Pues bien, aquel frío día de enero de 1963, con motivo de mi cumpleaños, mi tía Mari Carmen llegó a mi casa con un regalo. Era un libro de cuentos. Precioso. Con una tapa dura donde, a todo color, había dibujada una bruja fea y anciana montada en su escoba volando con fruición por los aires. Pero lo que yo no sabía era que aquella bruja era una bruja mala. Tan mala que era capaz de tomar la forma de un gato, o de una perdiz, o de un cerdo, o de un asesino, y entrar en cualquier casa tranquilamente y acabar con la vida de sus habitantes. Era una bruja requetemala…. Pues bien, mi padre me contó el cuento por la noche, y cuando me entró sueño, dejó el libro abierto sobre una silla y después de darme un beso, apagó la luz y se fue. Y yo me quedé dormido.

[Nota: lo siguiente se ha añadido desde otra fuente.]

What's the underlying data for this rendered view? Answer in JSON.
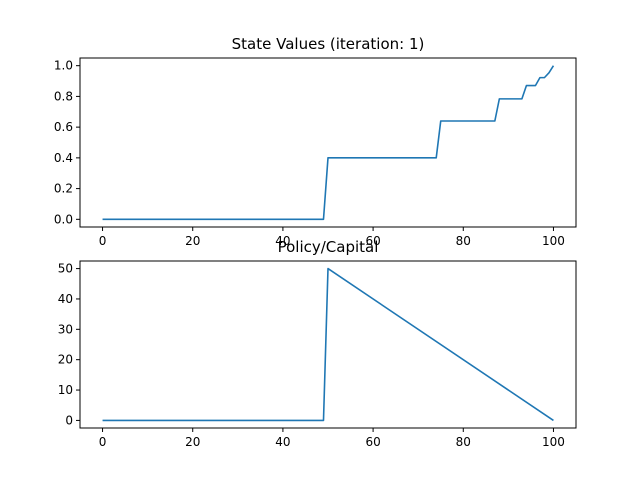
{
  "chart_data": [
    {
      "type": "line",
      "title": "State Values (iteration: 1)",
      "xlabel": "",
      "ylabel": "",
      "xlim": [
        -5,
        105
      ],
      "ylim": [
        -0.05,
        1.05
      ],
      "xticks": [
        0,
        20,
        40,
        60,
        80,
        100
      ],
      "xtick_labels": [
        "0",
        "20",
        "40",
        "60",
        "80",
        "100"
      ],
      "yticks": [
        0.0,
        0.2,
        0.4,
        0.6,
        0.8,
        1.0
      ],
      "ytick_labels": [
        "0.0",
        "0.2",
        "0.4",
        "0.6",
        "0.8",
        "1.0"
      ],
      "grid": false,
      "series": [
        {
          "color": "#1f77b4",
          "x": [
            0,
            49,
            50,
            74,
            75,
            87,
            88,
            93,
            94,
            96,
            97,
            98,
            99,
            100
          ],
          "y": [
            0,
            0,
            0.4,
            0.4,
            0.64,
            0.64,
            0.784,
            0.784,
            0.8704,
            0.8704,
            0.92224,
            0.92224,
            0.953344,
            1.0
          ]
        }
      ]
    },
    {
      "type": "line",
      "title": "Policy/Capital",
      "xlabel": "",
      "ylabel": "",
      "xlim": [
        -5,
        105
      ],
      "ylim": [
        -2.5,
        52.5
      ],
      "xticks": [
        0,
        20,
        40,
        60,
        80,
        100
      ],
      "xtick_labels": [
        "0",
        "20",
        "40",
        "60",
        "80",
        "100"
      ],
      "yticks": [
        0,
        10,
        20,
        30,
        40,
        50
      ],
      "ytick_labels": [
        "0",
        "10",
        "20",
        "30",
        "40",
        "50"
      ],
      "grid": false,
      "series": [
        {
          "color": "#1f77b4",
          "x": [
            0,
            49,
            50,
            100
          ],
          "y": [
            0,
            0,
            50,
            0
          ]
        }
      ]
    }
  ]
}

La noche fue pasando lenta y oscura. El silencio invadió toda mi habitación. Y mi mente se llenó de sueños. Y fue entonces cuando sucedió. La bruja del cuento, vestida de negros ropajes, y oscuro y puntiagudo gorro, salió de un salto del libro y se presentó junto a mi cama. Yo me asusté. Quise gritar, pero mi garganta estaba seca, atrofiada, muda. Y ella, la bruja mala, empezó a reírse estridentemente mirándome con aquellos ojillos malvados. Quise levantarme y huir. Pero mis piernas no me respondían. Estaba atrapado. Atrapado en un sueño. La bruja, de pronto, dejó de reír y me miró seria. Y me dijo algo que yo no entendí. Quería llevarme con ella. Me cogió de un brazo, pero yo le mordí con todas mis fuerzas la mano y me soltó. Entonces montó en cólera y sacó su escoba para pegarme. Pero en aquel momento se abrió la puerta de mi habitación y apareció mi madre. Y la bruja, de un salto, volvió al cuento de donde había salido. “¿Qué pasa? ¿que estabas soñando…?” y yo entonces recuperé el habla y le dije: “Mamá cierra el cuento, de prisa…” y ella sin entender lo que acababa de pasar, de forma rutinaria lo cerró. Y ya nunca más volvió a salir del libro aquella malvada bruja.
Pasaron los años y me hice mayor. Y el libro de cuentos, con la bruja atrapada dentro del libro, con su sempiterna infame sonrisa y su mala fe, seguía pintada en las páginas amarillas del cuento. Ahora es inofensiva. Es inofensiva porque supe tomar las debidas precauciones, que son las mismas que tomo con todos los libros. Y es que hay que respetar el alma de los libros. Nunca se debe dejar un libro abierto en medio de la noche. Su alma puede desprenderse del libro y materializarse en el mundo de los mortales. Y esto es peligroso. A veces es una bruja mala, como me pasó a mí, que aunque era muy mala, por lo menos era visible y mi madre la pudo ahuyentar. Pero pudiera ser que el alma del libro fueran ideas. Y las ideas son invisibles y adoptan formas etéreas. Y entonces no nos damos cuenta hasta que nuestra mente se resiente porque las ideas han penetrado en él y la han contaminado. Y entonces somos víctimas de sus manejos. Que pueden ser buenos o malos. Pero en todo caso, estamos, sin saberlo, presos del ánima del libro. Y esto no es bueno. Porque los libros, que en sí son buenos, y algunos hasta ambles y amenos, viven en su dimensión. Y allí es donde cumplen su importante misión de ser depositarios de todo el saber del ser humano. Por eso hay que cuidarlos, mimarlos, acariciarlos, leerlos con los ojos bien abiertos, y después, cuando acabemos de leer, hay que cogerlos y depositarlos en su sitio. Bien cerraditos. Para que este mundo mágico que encierran estas páginas llenas de palabras o imágenes cumpla su misión, que no es otra que acompañar a la gente en sus pensamientos, alegrándole la vida o disponiéndole a felices reflexiones.